Weitere Situationsanalysen der IQ Fachstelle Beratung und Qualifizierung finden Sie hier.

Zum Berufsfeld:

Als frühpädagogische Berufe werden hier Berufe verstanden, die im Besonderen für eine Tätigkeit im vorschulischen Bereich qualifizieren. Dies sind Erzieher*in, Kindheitspädagogin*pädagoge sowie frühpädagogische Assistenzberufe (Kinderpfleger*in, Sozialassistent*in, Sozialpädagogische*r Assistent*in).[1] 
Alle genannten Berufe sind landesrechtlich geregelt. Berufsbezeichnungen und Berufsbilder vor allem der Assistenzberufe variieren je nach Bundesland.
Eine Reglementierung liegt bei Erzieher*innen, Kindheitspädagog*innen sowie in wenigen Bundesländern auch bei frühpädagogischen Assistenzberufen vor. Das bedeutet, dass die Berufsausübung aufgrund rechtlicher Regelungen an bestimmte Qualifikationen gebunden ist. Für im Ausland qualifizierte Fachkräfte ist die berufliche Anerkennung damit zwingende Voraussetzung, um in ihrem erlernten Beruf arbeiten zu dürfen. Neben der Berufsanerkennung gelten für den Berufszugang noch weitere Voraussetzungen wie ein bestimmtes Niveau an Deutschkenntnissen und die persönliche und gesundheitliche Eignung.

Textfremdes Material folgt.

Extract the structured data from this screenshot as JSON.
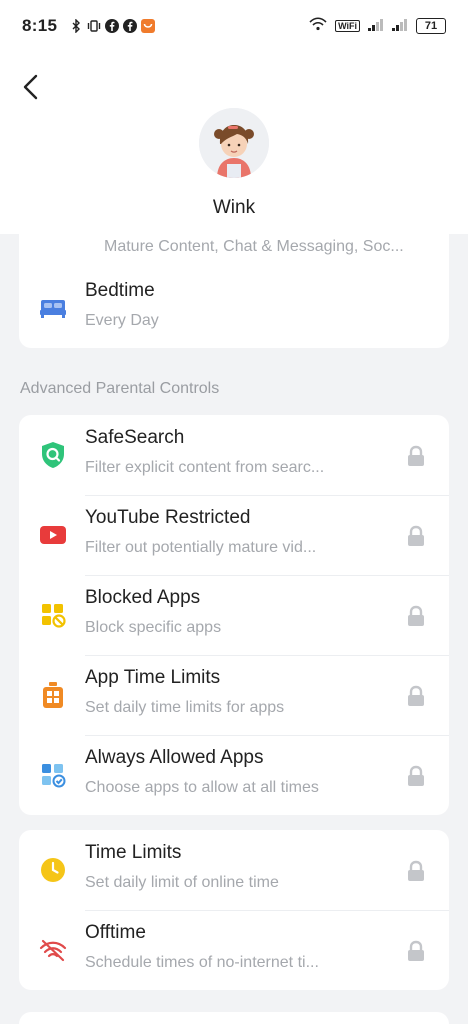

[1] Daneben gibt es weitere Berufe, die nicht im Besonderen, aber auch für eine Tätigkeit im vorschulischen Bereich qualifizieren – zum Beispiel Sozialpädagogin*pädagoge, Erziehungswissenschaftler*in und Heilerziehungspfleger*in.

Neben der beruflichen Anerkennung können ausländische Fachkräfte in den meisten Bundesländern auch über eine sogenannte Trägeranerkennung in ihrem erlernten Beruf arbeiten – also über eine Genehmigung der zuständigen Aufsichtsbehörde für die konkrete Stelle, den konkreten Träger oder das jeweilige Bundesland. Diesen Weg wählen nicht wenige Fachkräfte ­– manche zumindest vorerst, um Berufserfahrung in Deutschland zu sammeln und ihre Deutschsprachkenntnisse zu verbessern. Zudem gibt es in manchen Bundesländern weitere Möglichkeiten wie zum Beispiel Weiterbildungen zur pädagogischen Fachkraft oder eine Tätigkeit auf Grundlage einer ZAB-Bewertung.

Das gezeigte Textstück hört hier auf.